Concurrent anticancer therapy
Patients may not receive any other investigational agents while on study
Patients with myocardial infarction within the last six (6) months, unstable angina, New York Heart Association (NYHA) grade II or greater congestive heart failure, or serious cardiac arrhythmia requiring medication
Uncontrolled hypertension
Prolonged QTc interval (congenital or acquired)
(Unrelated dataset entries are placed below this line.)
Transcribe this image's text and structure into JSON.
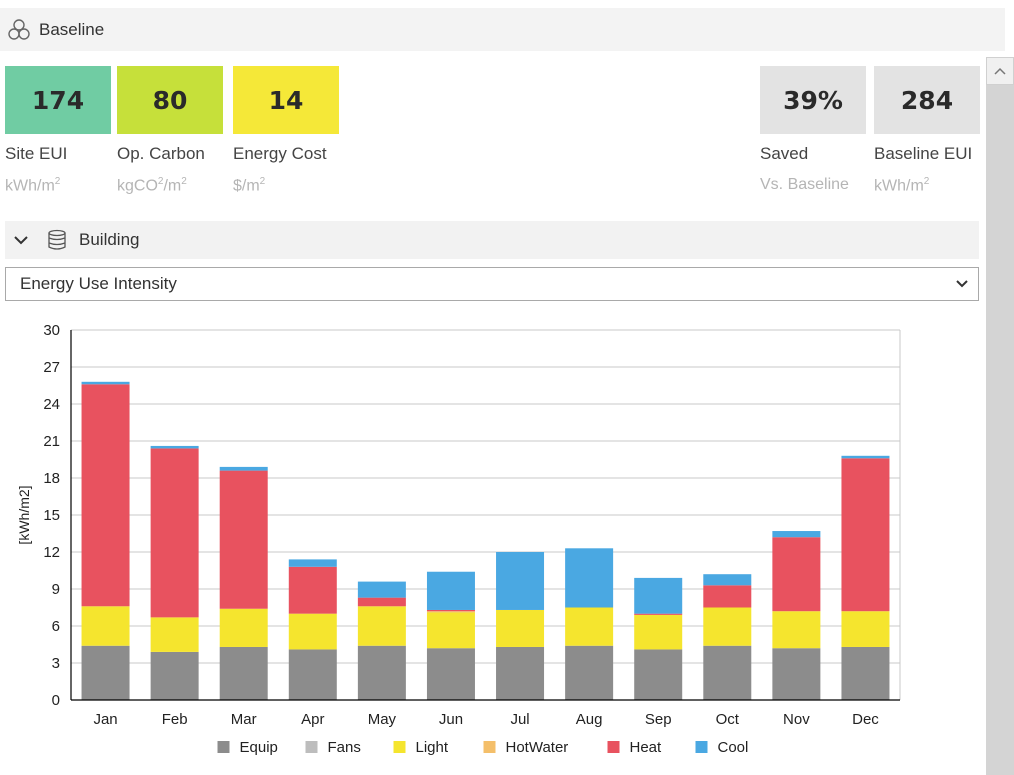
{
  "header": {
    "title": "Baseline"
  },
  "metrics": [
    {
      "value": "174",
      "label": "Site EUI",
      "unit": "kWh/m",
      "sup": "2",
      "color": "#70cca3"
    },
    {
      "value": "80",
      "label": "Op. Carbon",
      "unit": "kgCO",
      "sup": "2",
      "unit_tail": "/m",
      "sup2": "2",
      "color": "#c6e03a"
    },
    {
      "value": "14",
      "label": "Energy Cost",
      "unit": "$/m",
      "sup": "2",
      "color": "#f5e838"
    },
    {
      "value": "39%",
      "label": "Saved",
      "unit": "Vs. Baseline",
      "color": "#e3e3e3"
    },
    {
      "value": "284",
      "label": "Baseline EUI",
      "unit": "kWh/m",
      "sup": "2",
      "color": "#e3e3e3"
    }
  ],
  "section": {
    "title": "Building"
  },
  "dropdown": {
    "selected": "Energy Use Intensity"
  },
  "chart_data": {
    "type": "bar",
    "stacked": true,
    "categories": [
      "Jan",
      "Feb",
      "Mar",
      "Apr",
      "May",
      "Jun",
      "Jul",
      "Aug",
      "Sep",
      "Oct",
      "Nov",
      "Dec"
    ],
    "series": [
      {
        "name": "Equip",
        "color": "#8c8c8c",
        "values": [
          4.4,
          3.9,
          4.3,
          4.1,
          4.4,
          4.2,
          4.3,
          4.4,
          4.1,
          4.4,
          4.2,
          4.3
        ]
      },
      {
        "name": "Fans",
        "color": "#bdbdbd",
        "values": [
          0,
          0,
          0,
          0,
          0,
          0,
          0,
          0,
          0,
          0,
          0,
          0
        ]
      },
      {
        "name": "Light",
        "color": "#f5e52e",
        "values": [
          3.2,
          2.8,
          3.1,
          2.9,
          3.2,
          2.9,
          3.0,
          3.1,
          2.8,
          3.1,
          3.0,
          2.9
        ]
      },
      {
        "name": "HotWater",
        "color": "#f4bf6a",
        "values": [
          0,
          0,
          0,
          0,
          0,
          0.1,
          0,
          0,
          0,
          0,
          0,
          0
        ]
      },
      {
        "name": "Heat",
        "color": "#e8525f",
        "values": [
          18.0,
          13.7,
          11.2,
          3.8,
          0.7,
          0.1,
          0,
          0,
          0.1,
          1.8,
          6.0,
          12.4
        ]
      },
      {
        "name": "Cool",
        "color": "#4aa8e2",
        "values": [
          0.2,
          0.2,
          0.3,
          0.6,
          1.3,
          3.1,
          4.7,
          4.8,
          2.9,
          0.9,
          0.5,
          0.2
        ]
      }
    ],
    "ylabel": "[kWh/m2]",
    "ylim": [
      0,
      30
    ],
    "yticks": [
      "0",
      "3",
      "6",
      "9",
      "12",
      "15",
      "18",
      "21",
      "24",
      "27",
      "30"
    ],
    "legend": "bottom-center"
  }
}
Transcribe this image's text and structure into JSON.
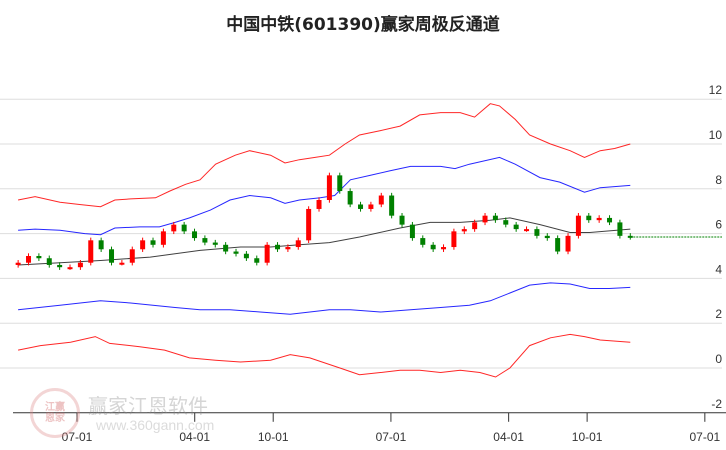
{
  "chart_data": {
    "type": "line",
    "title": "中国中铁(601390)赢家周极反通道",
    "x_unit": "months since first 07-01 tick",
    "xlim": [
      -4.5,
      48.5
    ],
    "ylim": [
      -2,
      13
    ],
    "yticks": [
      -2,
      0,
      2,
      4,
      6,
      8,
      10,
      12
    ],
    "xticks": [
      {
        "t": 0,
        "label": "07-01"
      },
      {
        "t": 9,
        "label": "04-01"
      },
      {
        "t": 15,
        "label": "10-01"
      },
      {
        "t": 24,
        "label": "07-01"
      },
      {
        "t": 33,
        "label": "04-01"
      },
      {
        "t": 39,
        "label": "10-01"
      },
      {
        "t": 48,
        "label": "07-01"
      }
    ],
    "candles": {
      "t_range": [
        -4.5,
        42.3
      ],
      "closes": [
        4.7,
        5.0,
        4.9,
        4.6,
        4.5,
        4.5,
        4.7,
        5.7,
        5.3,
        4.7,
        4.7,
        5.3,
        5.7,
        5.5,
        6.1,
        6.4,
        6.1,
        5.8,
        5.6,
        5.5,
        5.2,
        5.1,
        4.9,
        4.7,
        5.5,
        5.3,
        5.4,
        5.7,
        7.1,
        7.5,
        8.6,
        7.9,
        7.3,
        7.1,
        7.3,
        7.7,
        6.8,
        6.4,
        5.8,
        5.5,
        5.3,
        5.4,
        6.1,
        6.2,
        6.5,
        6.8,
        6.6,
        6.4,
        6.2,
        6.2,
        5.9,
        5.8,
        5.2,
        5.9,
        6.8,
        6.6,
        6.7,
        6.5,
        5.9,
        5.85
      ]
    },
    "last_price": 5.85,
    "series": [
      {
        "name": "upper-red",
        "color": "#ff0000",
        "points": [
          [
            -4.5,
            7.5
          ],
          [
            -3.2,
            7.65
          ],
          [
            -1.3,
            7.4
          ],
          [
            0.2,
            7.3
          ],
          [
            1.8,
            7.2
          ],
          [
            2.9,
            7.5
          ],
          [
            4.1,
            7.55
          ],
          [
            6.0,
            7.6
          ],
          [
            7.1,
            7.9
          ],
          [
            8.3,
            8.2
          ],
          [
            9.4,
            8.4
          ],
          [
            10.6,
            9.1
          ],
          [
            12.1,
            9.5
          ],
          [
            13.2,
            9.7
          ],
          [
            14.8,
            9.5
          ],
          [
            15.9,
            9.15
          ],
          [
            17.0,
            9.3
          ],
          [
            18.2,
            9.4
          ],
          [
            19.3,
            9.5
          ],
          [
            20.5,
            10.0
          ],
          [
            21.6,
            10.4
          ],
          [
            23.2,
            10.6
          ],
          [
            24.7,
            10.8
          ],
          [
            26.2,
            11.3
          ],
          [
            27.8,
            11.4
          ],
          [
            29.3,
            11.4
          ],
          [
            30.4,
            11.2
          ],
          [
            31.6,
            11.8
          ],
          [
            32.3,
            11.7
          ],
          [
            33.5,
            11.1
          ],
          [
            34.6,
            10.4
          ],
          [
            36.2,
            10.0
          ],
          [
            37.7,
            9.7
          ],
          [
            38.8,
            9.4
          ],
          [
            40.0,
            9.7
          ],
          [
            41.1,
            9.8
          ],
          [
            42.3,
            10.0
          ]
        ]
      },
      {
        "name": "upper-blue",
        "color": "#0000ff",
        "points": [
          [
            -4.5,
            6.15
          ],
          [
            -3.2,
            6.2
          ],
          [
            -1.3,
            6.15
          ],
          [
            0.6,
            6.0
          ],
          [
            1.8,
            5.95
          ],
          [
            2.9,
            6.25
          ],
          [
            4.8,
            6.3
          ],
          [
            6.3,
            6.3
          ],
          [
            7.5,
            6.5
          ],
          [
            8.6,
            6.7
          ],
          [
            10.2,
            7.05
          ],
          [
            11.7,
            7.5
          ],
          [
            13.2,
            7.7
          ],
          [
            14.8,
            7.6
          ],
          [
            15.9,
            7.35
          ],
          [
            17.0,
            7.5
          ],
          [
            18.6,
            7.6
          ],
          [
            19.7,
            7.7
          ],
          [
            20.9,
            8.4
          ],
          [
            22.4,
            8.6
          ],
          [
            23.9,
            8.8
          ],
          [
            25.5,
            9.0
          ],
          [
            27.8,
            9.0
          ],
          [
            28.9,
            8.9
          ],
          [
            30.0,
            9.1
          ],
          [
            32.3,
            9.4
          ],
          [
            33.5,
            9.1
          ],
          [
            35.4,
            8.5
          ],
          [
            36.9,
            8.3
          ],
          [
            38.8,
            7.85
          ],
          [
            40.0,
            8.05
          ],
          [
            42.3,
            8.15
          ]
        ]
      },
      {
        "name": "moving-average",
        "color": "#000000",
        "points": [
          [
            -4.5,
            4.6
          ],
          [
            -1.3,
            4.7
          ],
          [
            1.8,
            4.8
          ],
          [
            5.6,
            4.95
          ],
          [
            9.4,
            5.25
          ],
          [
            12.5,
            5.4
          ],
          [
            14.8,
            5.4
          ],
          [
            17.0,
            5.5
          ],
          [
            19.3,
            5.6
          ],
          [
            21.6,
            5.85
          ],
          [
            24.7,
            6.25
          ],
          [
            27.0,
            6.5
          ],
          [
            29.3,
            6.5
          ],
          [
            31.6,
            6.6
          ],
          [
            33.1,
            6.7
          ],
          [
            35.4,
            6.4
          ],
          [
            37.7,
            6.05
          ],
          [
            39.2,
            6.05
          ],
          [
            42.3,
            6.2
          ]
        ]
      },
      {
        "name": "lower-blue",
        "color": "#0000ff",
        "points": [
          [
            -4.5,
            2.6
          ],
          [
            -1.3,
            2.8
          ],
          [
            1.8,
            3.0
          ],
          [
            4.1,
            2.9
          ],
          [
            7.5,
            2.7
          ],
          [
            9.4,
            2.6
          ],
          [
            11.7,
            2.6
          ],
          [
            14.0,
            2.5
          ],
          [
            16.3,
            2.4
          ],
          [
            17.8,
            2.5
          ],
          [
            19.3,
            2.6
          ],
          [
            20.9,
            2.6
          ],
          [
            23.2,
            2.5
          ],
          [
            25.5,
            2.6
          ],
          [
            27.8,
            2.7
          ],
          [
            30.0,
            2.8
          ],
          [
            31.6,
            3.0
          ],
          [
            33.1,
            3.35
          ],
          [
            34.6,
            3.7
          ],
          [
            36.2,
            3.8
          ],
          [
            37.7,
            3.75
          ],
          [
            39.2,
            3.55
          ],
          [
            40.7,
            3.55
          ],
          [
            42.3,
            3.6
          ]
        ]
      },
      {
        "name": "lower-red",
        "color": "#ff0000",
        "points": [
          [
            -4.5,
            0.8
          ],
          [
            -2.8,
            1.0
          ],
          [
            -0.5,
            1.15
          ],
          [
            1.4,
            1.4
          ],
          [
            2.5,
            1.1
          ],
          [
            4.8,
            0.95
          ],
          [
            6.7,
            0.8
          ],
          [
            8.6,
            0.45
          ],
          [
            10.6,
            0.35
          ],
          [
            12.5,
            0.27
          ],
          [
            14.8,
            0.35
          ],
          [
            16.3,
            0.6
          ],
          [
            17.8,
            0.45
          ],
          [
            20.1,
            0.0
          ],
          [
            21.6,
            -0.3
          ],
          [
            23.2,
            -0.2
          ],
          [
            24.7,
            -0.1
          ],
          [
            26.2,
            -0.1
          ],
          [
            27.8,
            -0.2
          ],
          [
            29.3,
            -0.1
          ],
          [
            30.8,
            -0.2
          ],
          [
            32.0,
            -0.4
          ],
          [
            33.1,
            0.0
          ],
          [
            34.6,
            1.0
          ],
          [
            36.2,
            1.35
          ],
          [
            37.7,
            1.5
          ],
          [
            38.8,
            1.4
          ],
          [
            40.0,
            1.25
          ],
          [
            42.3,
            1.15
          ]
        ]
      }
    ],
    "colors": {
      "up": "#ff0000",
      "down": "#008000",
      "grid": "#dddddd",
      "last_price": "#008000"
    }
  },
  "watermark": {
    "logo_chars": [
      "江",
      "赢",
      "恩",
      "家"
    ],
    "name": "赢家江恩软件",
    "url": "www.360gann.com"
  }
}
Patient with significant peripheral vascular disease
Previous signs of cardiotoxicity doxorubicin related
Clinical signs of CNS involvement
Patients with active or uncontrolled systemic disease/infections or with serious illness or medical conditions, which is incompatible with the protocol
Known hypersensitivity/allergic reaction or contraindications to human albumin preparations or to any of the excipients
Known hypersensitivity/allergic reaction or contraindications to anthracyclines
Any psychological, familial, sociological or geographical condition potentially hampering compliance with the study protocol
Pregnancy or lactation. Patients - both males and females - with reproductive potential (i.e. menopausal for less than 1-year and not surgically sterilized) must practice effective contraceptive measures throughout the study. Women of childbearing potential must provide a negative pregnancy test (serum or urine) within 14 days prior to registration.